Workplace Relations Commission (WRC) Data Protection Statement
1. Introduction
The Workplace Relations Commission (WRC) is an independent statutory body set up under the Workplace Relations Act 2015. Its core services include the provision of mediation, conciliation, facilitation and advisory services, adjudication on complaints and disputes, the monitoring of employment conditions to ensure the compliance and enforcement of employment rights legislation, the provision of information, and the processing of employment agency and protection of young persons (employment) licences.
2. Data Protection Legislation
Data protection legislation confers rights on individuals as well as responsibilities on those persons processing personal data. The EU General Data Protection Regulation (GDPR EU 2016/679) replaced the Data Protection Directive 95/46/EC and was designed to harmonise data privacy laws across Europe, to protect and empower all EU citizens’ data privacy and to reshape the way organisations across the region approach data privacy. The GDPR came into force on 25th May 2018. GDPR applies directly in Ireland (and across the EU), along with further national rules set out in the Irish Data Protection Act 2018.

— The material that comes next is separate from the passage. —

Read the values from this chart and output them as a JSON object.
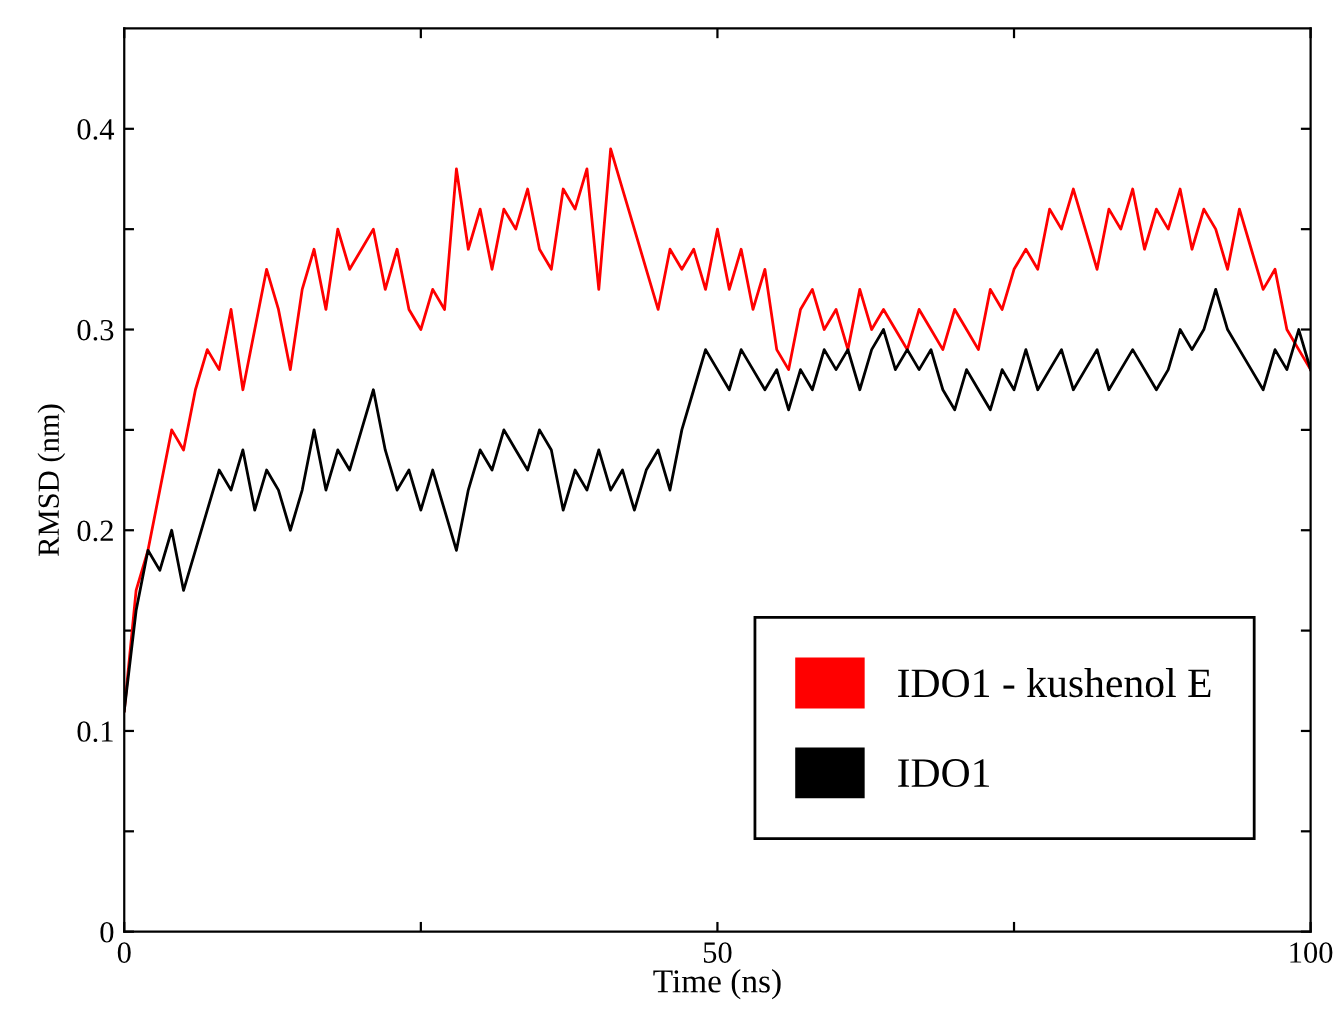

The WRC is a Data Controller for the personal data that we process or “use” about you. This means that we have certain responsibilities under data protection laws. Part of these responsibilities include that we provide you with information about your personal data. This information is set out in this Data Protection Statement.
3. What is the WRC’s legal basis for processing your personal data?
The WRC is required by data protection law to indicate to you the legal basis which relates to our use of your personal data. These are (as relevant):
- Article 6(1)(e) GDPR - processing is necessary for the performance of a task carried out in the public interest or in the exercise of official functions vested in the controller (i.e. the WRC).
- These functions are set out in the Workplace Relations Act 2015.
4. Why does the WRC need to use your personal data?
The WRC requires people who use its services to provide certain personal data in order to avail of these services. Your personal data may be exchanged with other Government Departments in certain circumstances where this is provided for by law. Where a complaint is made to the adjudication service any information sent to the WRC will be copied to the other party. Full details of the WRC’s data protection policy setting out how we will use your personal data as well as information regarding your rights as a data subject are available at [This Link]. Details of this policy are also available in hard copy upon request.
5. Who do I contact if I have a query about the WRC’s data protection policy?
The WRC has information on its website and you should refer to this in the first instance. Our website can be accessed at Workplace Relations Commission. If you cannot find the answer to your query on the website, then do not hesitate to contact the WRC at: personaldatarequest@workplacerelations.ie
6. Who is our Data Protection Officer?
Our Data Protection Officer is Celyna Coughlan who is DPO for the Department of Enterprise, Trade and Employment and its offices including the WRC. Please also see the Departments website for further information. You can access the Department’s website at: Department of Enterprise, Trade and Employment.
You can also contact our DPO by e-mailing: dataprotection@enterprise.gov.ie or by telephone on 01 631 2398.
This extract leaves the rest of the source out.